For Severe Intraoral HSV or Gingivostomatitis
- Mild cases: Acyclovir 20mg/kg (maximum 400mg/dose) orally three times daily for 5-10 days 2
- Moderate to severe cases requiring hospitalization: Acyclovir 5-10mg/kg IV three times daily until lesions begin to regress, then switch to oral therapy and continue until complete healing 2
Special Populations and Circumstances
Immunocompromised Patients
Immunocompromised patients experience more prolonged and severe episodes, potentially involving the oral cavity or spreading across the face 2. They require:
- Higher doses: Acyclovir 400mg orally three to five times daily until clinical resolution 6
- Consider IV therapy for severe disease or multi-dermatomal involvement 2
- Higher resistance rates: Acyclovir resistance occurs in 7% of immunocompromised patients versus <0.5% in immunocompetent hosts 2, 7
Acyclovir-Resistant HSV
For confirmed acyclovir-resistant infection (suspect if lesions fail to improve after 7-10 days of appropriate therapy):
- Foscarnet 40mg/kg IV three times daily is the treatment of choice 2, 7
- Topical cidofovir gel 1% applied once daily for 5 consecutive days may be considered as alternative 8
- All acyclovir-resistant strains are also resistant to valacyclovir, and most to famciclovir 8
Suppressive Therapy for Frequent Recurrences
For patients with six or more recurrences per year, daily suppressive therapy reduces recurrence frequency by ≥75% 2:
- Valacyclovir 500mg once daily (can increase to 1000mg once daily for very frequent recurrences) 2
- Acyclovir 400mg twice daily 2
- Famciclovir 250mg twice daily 2
Safety and efficacy documented for acyclovir up to 6 years, and for valacyclovir/famciclovir up to 1 year of continuous use 2. After 1 year of suppressive therapy, consider discontinuation to reassess recurrence frequency 2.

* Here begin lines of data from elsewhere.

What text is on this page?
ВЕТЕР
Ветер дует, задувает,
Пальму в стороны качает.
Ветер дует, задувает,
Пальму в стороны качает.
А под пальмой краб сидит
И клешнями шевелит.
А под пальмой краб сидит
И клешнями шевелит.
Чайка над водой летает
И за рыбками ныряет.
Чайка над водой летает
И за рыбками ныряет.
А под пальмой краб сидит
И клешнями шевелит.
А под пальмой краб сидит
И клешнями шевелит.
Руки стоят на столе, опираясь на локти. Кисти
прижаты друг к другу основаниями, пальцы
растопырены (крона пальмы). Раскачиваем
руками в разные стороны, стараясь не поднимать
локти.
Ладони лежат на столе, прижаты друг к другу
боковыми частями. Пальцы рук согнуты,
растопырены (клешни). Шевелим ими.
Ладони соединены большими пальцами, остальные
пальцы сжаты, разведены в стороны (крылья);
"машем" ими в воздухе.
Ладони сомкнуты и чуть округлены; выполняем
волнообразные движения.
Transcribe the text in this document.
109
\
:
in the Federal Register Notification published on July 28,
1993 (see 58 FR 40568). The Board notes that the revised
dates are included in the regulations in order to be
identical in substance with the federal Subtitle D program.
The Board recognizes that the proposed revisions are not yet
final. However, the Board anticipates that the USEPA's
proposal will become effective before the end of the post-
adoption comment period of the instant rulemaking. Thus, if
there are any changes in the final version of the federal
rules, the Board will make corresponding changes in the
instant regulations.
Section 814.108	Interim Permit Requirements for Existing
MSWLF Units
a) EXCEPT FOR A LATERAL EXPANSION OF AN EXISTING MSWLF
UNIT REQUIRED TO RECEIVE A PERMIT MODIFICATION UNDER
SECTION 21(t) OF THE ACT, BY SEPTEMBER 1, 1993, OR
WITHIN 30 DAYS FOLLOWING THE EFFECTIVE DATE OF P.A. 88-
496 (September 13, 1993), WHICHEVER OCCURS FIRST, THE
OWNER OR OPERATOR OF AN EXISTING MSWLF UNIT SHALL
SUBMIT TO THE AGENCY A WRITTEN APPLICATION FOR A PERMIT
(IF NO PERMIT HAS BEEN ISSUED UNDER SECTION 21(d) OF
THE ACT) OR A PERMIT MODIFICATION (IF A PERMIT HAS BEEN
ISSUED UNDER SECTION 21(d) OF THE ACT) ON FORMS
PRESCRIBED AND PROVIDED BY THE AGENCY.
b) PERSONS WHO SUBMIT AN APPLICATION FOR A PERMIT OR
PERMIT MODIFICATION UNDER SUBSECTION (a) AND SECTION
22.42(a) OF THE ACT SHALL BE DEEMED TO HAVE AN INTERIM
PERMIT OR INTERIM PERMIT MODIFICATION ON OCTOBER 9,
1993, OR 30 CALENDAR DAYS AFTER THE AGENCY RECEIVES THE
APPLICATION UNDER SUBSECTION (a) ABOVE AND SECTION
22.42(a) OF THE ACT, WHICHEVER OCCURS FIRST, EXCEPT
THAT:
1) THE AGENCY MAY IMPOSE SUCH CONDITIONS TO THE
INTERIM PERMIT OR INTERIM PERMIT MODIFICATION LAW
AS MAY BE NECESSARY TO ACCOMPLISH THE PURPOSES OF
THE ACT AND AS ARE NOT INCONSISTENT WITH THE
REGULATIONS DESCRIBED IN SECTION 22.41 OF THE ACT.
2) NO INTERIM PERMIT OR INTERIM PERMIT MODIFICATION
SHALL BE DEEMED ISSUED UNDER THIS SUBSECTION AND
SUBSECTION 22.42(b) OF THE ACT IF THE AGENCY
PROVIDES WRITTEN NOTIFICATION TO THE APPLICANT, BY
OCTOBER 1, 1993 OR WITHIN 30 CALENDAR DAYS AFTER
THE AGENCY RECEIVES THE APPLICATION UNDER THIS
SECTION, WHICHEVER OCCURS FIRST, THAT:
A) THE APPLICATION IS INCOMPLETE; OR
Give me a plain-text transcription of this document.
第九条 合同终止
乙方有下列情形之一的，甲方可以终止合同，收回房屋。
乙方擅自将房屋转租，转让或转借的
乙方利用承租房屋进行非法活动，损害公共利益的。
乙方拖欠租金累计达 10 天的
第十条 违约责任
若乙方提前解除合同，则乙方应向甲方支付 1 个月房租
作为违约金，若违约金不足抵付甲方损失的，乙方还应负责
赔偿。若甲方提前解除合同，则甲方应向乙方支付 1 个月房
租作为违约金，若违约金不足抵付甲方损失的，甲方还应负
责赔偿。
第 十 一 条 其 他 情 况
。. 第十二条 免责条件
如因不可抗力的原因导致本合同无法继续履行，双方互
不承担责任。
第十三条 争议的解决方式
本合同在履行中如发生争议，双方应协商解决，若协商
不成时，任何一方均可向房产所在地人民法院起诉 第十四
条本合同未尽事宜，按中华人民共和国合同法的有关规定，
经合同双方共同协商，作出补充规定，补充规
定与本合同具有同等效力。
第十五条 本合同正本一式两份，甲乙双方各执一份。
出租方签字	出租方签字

Important Clinical Considerations and Pitfalls
Avoid These Common Mistakes:
Do not rely on topical antivirals alone for facial HSV (excluding ocular involvement) - they provide only modest benefit compared to oral therapy and cannot reach the site of viral reactivation 2, 9
Do not use topical corticosteroids on active HSV lesions, as they potentiate infection 5
Do not delay treatment - efficacy decreases significantly when initiated after lesions have fully developed 2
Do not use inadequate dosing - short-course, high-dose therapy (valacyclovir 2g twice daily for 1 day) is more effective than traditional longer courses at lower doses 2
Renal Dose Adjustments
For patients with creatinine clearance <50 mL/min, dosage adjustments are mandatory 1:
- CrCl 30-49 mL/min: Valacyclovir 1g every 12 hours for herpes labialis (do not exceed 1 day of treatment) 1
- CrCl 10-29 mL/min: Valacyclovir 500mg every 12 hours 1
- CrCl <10 mL/min: Valacyclovir 500mg as a single dose 1
Patient Counseling
- Provide patients with a prescription to keep on hand for immediate self-initiation at first symptoms 2
- Advise patients to identify and avoid personal triggers: UV light exposure, fever, psychological stress, menstruation 2
- Recommend sunscreen (SPF 15 or above) or zinc oxide to decrease UV light-triggered recurrences 2, 9
- Counsel that suppressive therapy reduces but does not eliminate asymptomatic viral shedding 2
- Advise abstaining from activities that could transmit virus while lesions are present 2
Follow-Up
For HSV conjunctivitis or periocular involvement, follow-up within 1 week is essential, including interval history, visual acuity measurement, and slit-lamp biomicroscopy 5. For uncomplicated herpes labialis in immunocompetent patients, routine follow-up is not necessary unless lesions fail to improve or worsen, suggesting secondary bacterial infection or antiviral resistance 10.